By Jessica DeMartino, PhD, Policy Fellow
The Patient Protection and Affordable Care Act, as amended by the Health Care and Education Reconciliation Act of 2010, focuses on the establishment and ongoing maintenance of quality-related initiatives in various aspects of health care. Many elements of health reform are also aimed at increasing value within the health care system for patients. By putting greater emphasis on value and quality, savings can be achieved while outcomes are improved. Much of this health care legislation focuses on key areas for improving quality and value – including restructuring the care delivery system and instituting alternative reimbursement systems.
For complex diseases like cancer, coordinated delivery of needed services can be difficult to manage for most physicians and patients. Costs of treating complex diseases can increase with the duplication of tests and other services due to fragmentation across the care spectrum. The Patient Protection and Affordable Care Act introduces accountable care organizations (ACO) on a voluntary basis for Medicare beneficiaries by directing the Secretary of Health and Human Services (HHS) to develop a Medicare Shared Savings Program (implemented January 1, 2012). The purpose of this program is to encourage investment in infrastructure and redesigned care processes for high-quality and efficient service delivery aimed to reduce expenditure growth and to improve health outcomes through accountable care organizations. The Medicare Payment Advisory Committee has defined ACOs as a group of physicians (possibly including a hospital) that assumes responsibility for annual Medicare spending for a defined patient population. To qualify as an ACO, organizations must agree to be accountable for the overall care of their Medicare beneficiaries (not fewer than 5,000 individuals), to have adequate participation of primary care physicians, to define processes to promote evidence-based medicine, to report on quality and costs, and to coordinate care. ACOs would require hospitals and doctors to work closely together and to share financial risk as well as potential profits.

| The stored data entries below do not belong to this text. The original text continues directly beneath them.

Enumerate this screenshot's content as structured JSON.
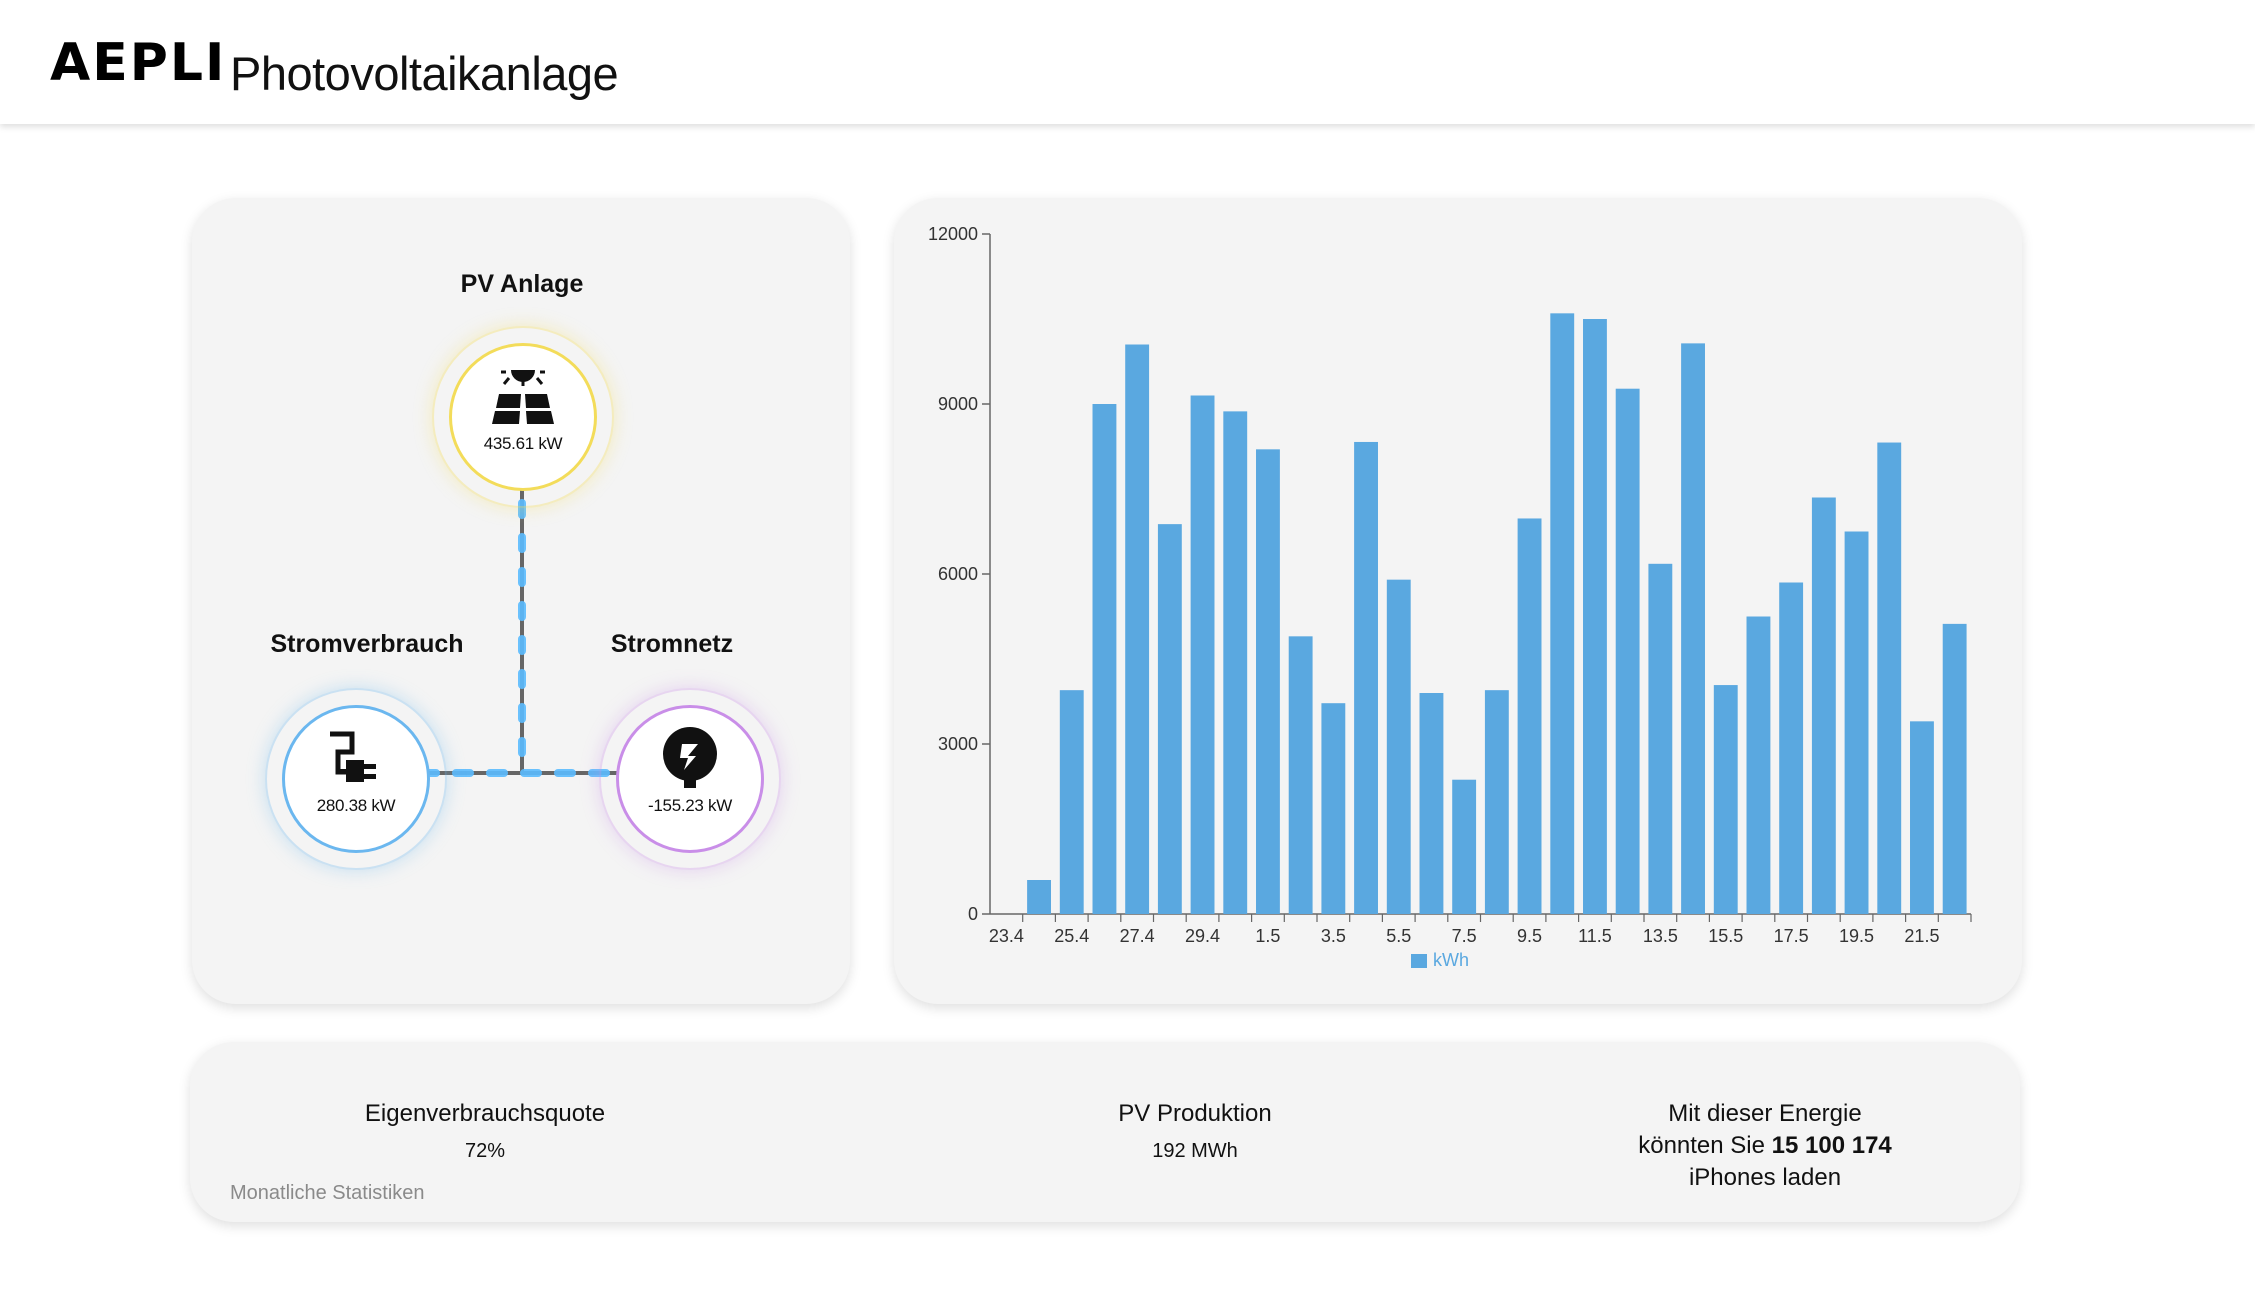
{
  "header": {
    "logo": "AEPLI",
    "title": "Photovoltaikanlage"
  },
  "flow": {
    "pv": {
      "label": "PV Anlage",
      "value": "435.61 kW",
      "icon": "solar-panel-icon",
      "color": "#f3dc5a"
    },
    "consumption": {
      "label": "Stromverbrauch",
      "value": "280.38 kW",
      "icon": "plug-icon",
      "color": "#6bb7ef"
    },
    "grid": {
      "label": "Stromnetz",
      "value": "-155.23 kW",
      "icon": "grid-pylon-icon",
      "color": "#c98ee8"
    },
    "line_color": "#666666",
    "dash_color": "#5cbcff"
  },
  "chart_data": {
    "type": "bar",
    "categories": [
      "23.4",
      "24.4",
      "25.4",
      "26.4",
      "27.4",
      "28.4",
      "29.4",
      "30.4",
      "1.5",
      "2.5",
      "3.5",
      "4.5",
      "5.5",
      "6.5",
      "7.5",
      "8.5",
      "9.5",
      "10.5",
      "11.5",
      "12.5",
      "13.5",
      "14.5",
      "15.5",
      "16.5",
      "17.5",
      "18.5",
      "19.5",
      "20.5",
      "21.5",
      "22.5"
    ],
    "tick_labels": [
      "23.4",
      "25.4",
      "27.4",
      "29.4",
      "1.5",
      "3.5",
      "5.5",
      "7.5",
      "9.5",
      "11.5",
      "13.5",
      "15.5",
      "17.5",
      "19.5",
      "21.5"
    ],
    "series": [
      {
        "name": "kWh",
        "values": [
          0,
          600,
          3950,
          9000,
          10050,
          6880,
          9150,
          8870,
          8200,
          4900,
          3720,
          8330,
          5900,
          3900,
          2370,
          3950,
          6980,
          10600,
          10500,
          9270,
          6180,
          10070,
          4040,
          5250,
          5850,
          7350,
          6750,
          8320,
          3400,
          5120
        ]
      }
    ],
    "yticks": [
      0,
      3000,
      6000,
      9000,
      12000
    ],
    "ylim": [
      0,
      12000
    ],
    "color": "#5aa8e0",
    "legend": "bottom-center"
  },
  "stats": {
    "self_consumption": {
      "title": "Eigenverbrauchsquote",
      "value": "72%"
    },
    "pv_production": {
      "title": "PV Produktion",
      "value": "192 MWh"
    },
    "energy": {
      "line1": "Mit dieser Energie",
      "line2_prefix": "könnten Sie ",
      "line2_number": "15 100 174",
      "line3": "iPhones laden"
    },
    "footnote": "Monatliche Statistiken"
  }
}
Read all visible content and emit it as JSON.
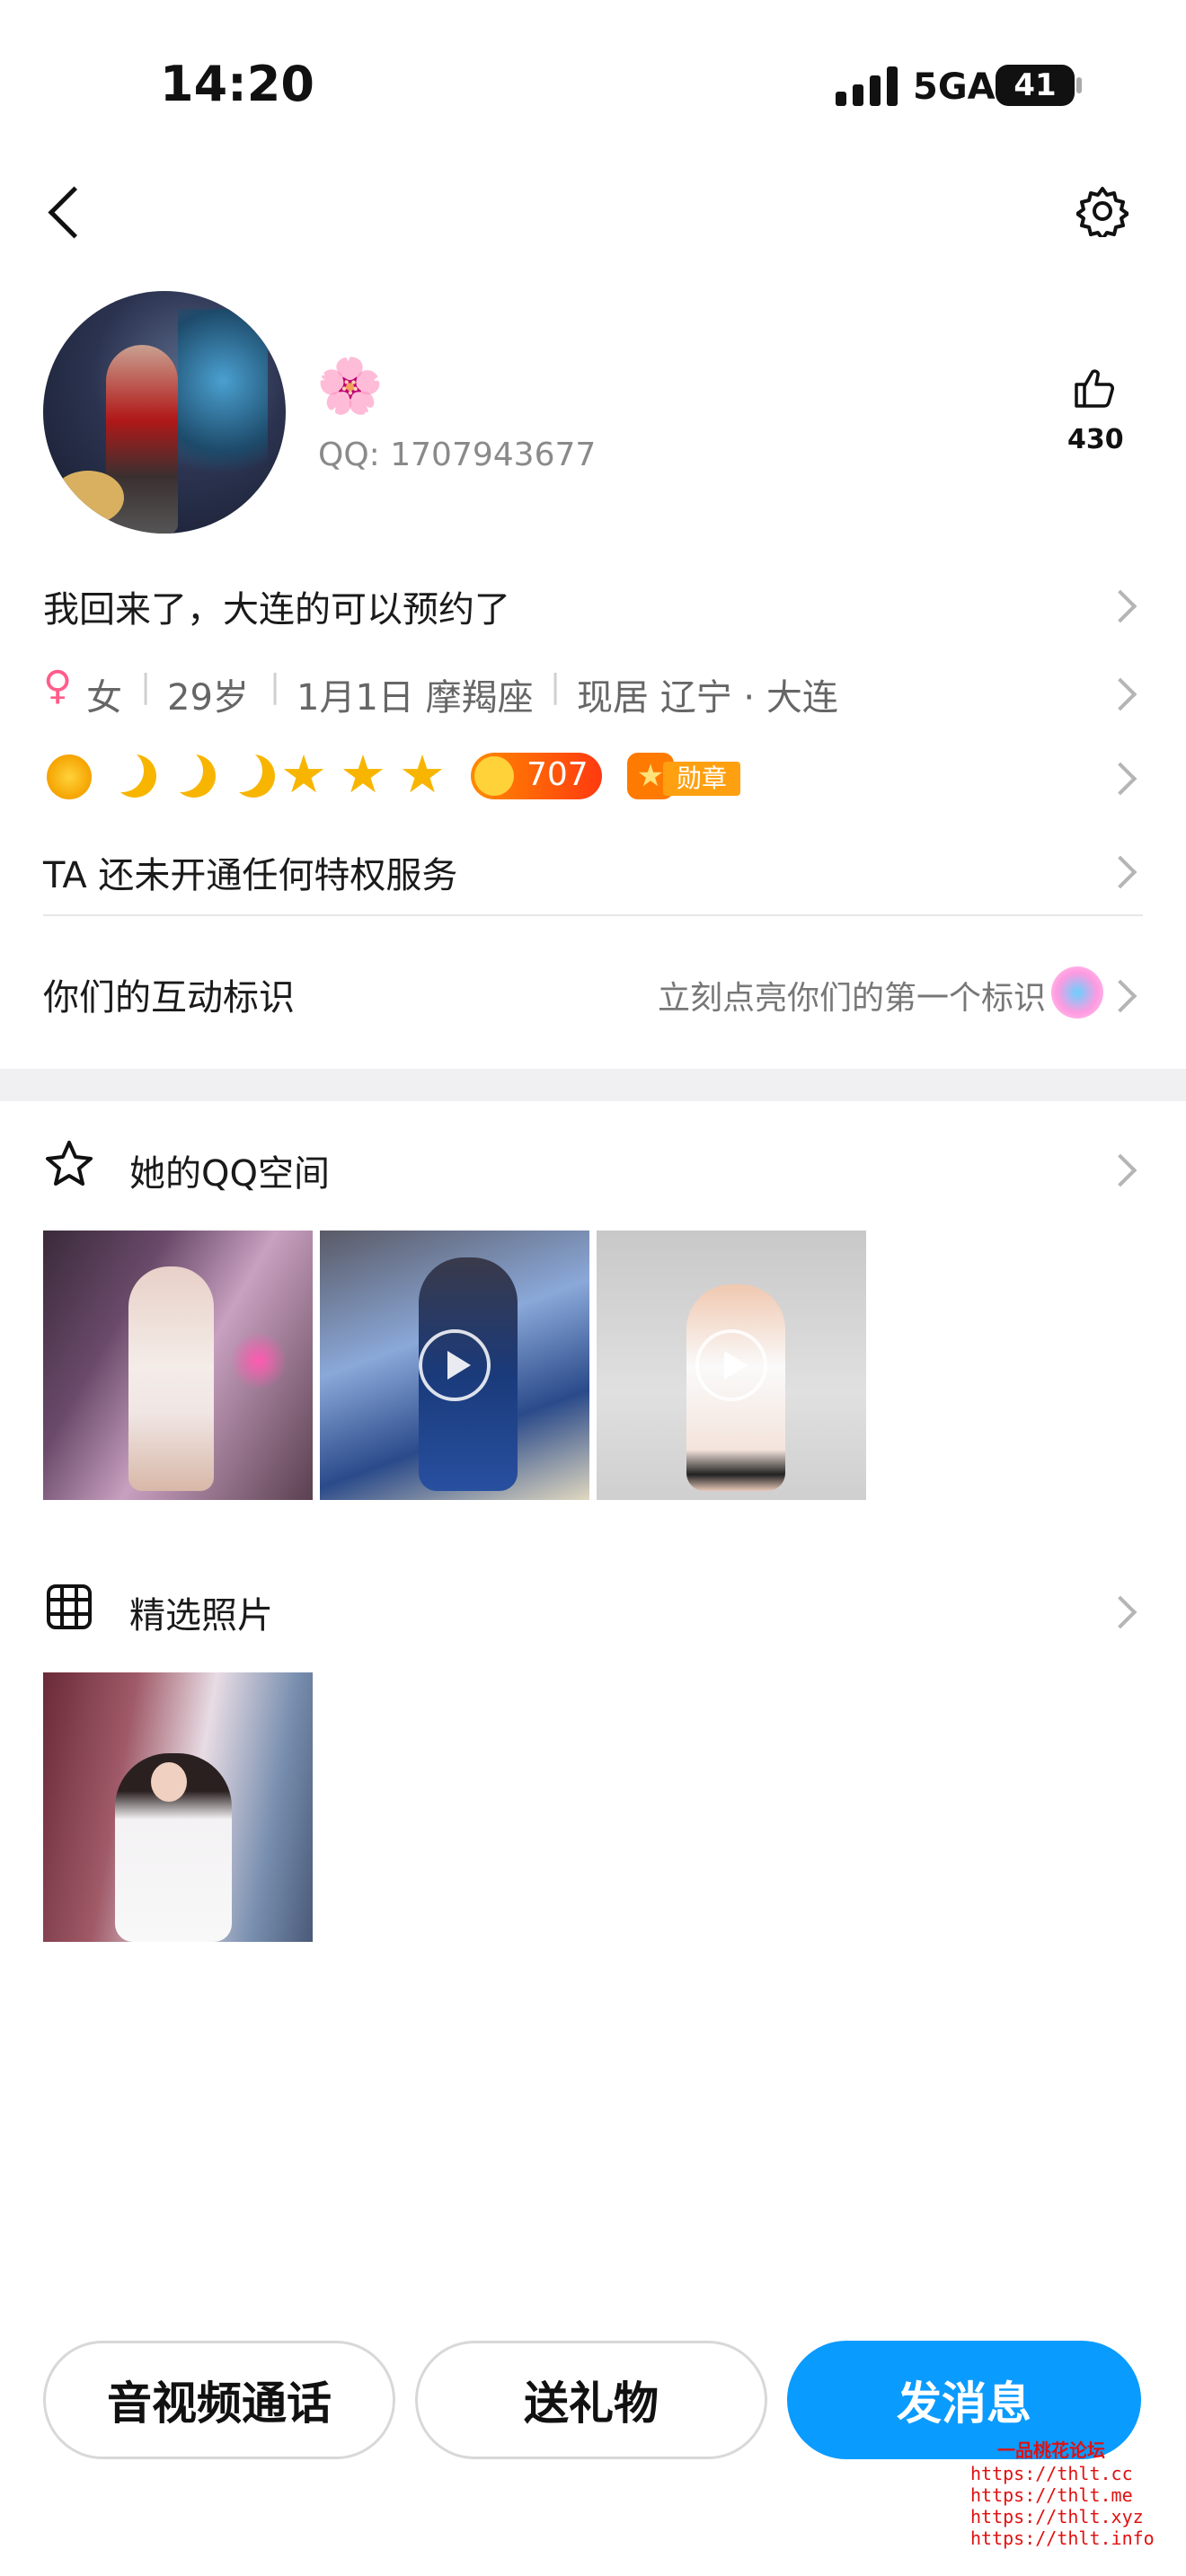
{
  "status_bar": {
    "time": "14:20",
    "network": "5GA",
    "battery": "41"
  },
  "profile": {
    "nickname_emoji": "🌸",
    "qq_label": "QQ: 1707943677",
    "likes": "430"
  },
  "bio": "我回来了，大连的可以预约了",
  "info": {
    "gender_symbol": "♀",
    "gender": "女",
    "age": "29岁",
    "birthday": "1月1日 摩羯座",
    "location": "现居 辽宁 · 大连"
  },
  "level": {
    "score": "707",
    "badge_label": "勋章"
  },
  "privilege_text": "TA 还未开通任何特权服务",
  "interaction": {
    "label": "你们的互动标识",
    "hint": "立刻点亮你们的第一个标识"
  },
  "qzone": {
    "title": "她的QQ空间"
  },
  "photos": {
    "title": "精选照片"
  },
  "actions": {
    "call": "音视频通话",
    "gift": "送礼物",
    "message": "发消息"
  },
  "watermark": {
    "title": "一品桃花论坛",
    "urls": [
      "https://thlt.cc",
      "https://thlt.me",
      "https://thlt.xyz",
      "https://thlt.info"
    ]
  },
  "colors": {
    "accent": "#0a9bff",
    "gender": "#ff5c8a",
    "gold": "#f7b500",
    "score_bg": "#ff5a1f",
    "section_gap": "#f0f0f2"
  }
}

A large majority of health care in the United States is billed and paid for on a fee-for-service basis. In fee-for-service, doctors and other providers receive a fee for each service (e.g., an office visit, test, procedure, or other health care service). Critics of fee-for-service argue that such a billing model encourages physicians to adopt new technologies and order more tests and procedures to increase their revenue stream. Physicians are not rewarded for spending time with patients, but rather for giving “more” treatment. The Patient Protection and Affordable Care Act establishes a national Medicare pilot program which develops and evaluates bundled payments for acute, inpatient hospital services, physician services, outpatient hospital services, and post-acute care services for an episode of care that begins three days prior to a hospitalization and spans 30 days following discharge. The episode-of-care or bundled-payment system is the reimbursement of providers on the basis of expected costs for clinically-defined episodes of care. Advocates of bundled payments note that bundled payment discourages unnecessary care, encourages coordination across providers, and could potentially improve quality.
The program will be focused on up to eight medical conditions selected by the Secretary of HHS. Quality measures will be developed in consultation with the Agency for Healthcare Research and Quality (AHRQ). If the pilot program achieves stated goals of improving (or not reducing) quality while reducing spending, Medicare will develop a plan for expanding the pilot program. The pilot program will be established by January 1, 2013 and, if appropriate, the program will be expanded by January 1, 2016.
Physicians and patients will need to wait a few years for the implementation of these quality and value initiatives. Once implemented, will these programs improve quality of care and patient outcomes while lowering costs? That remains to be answered.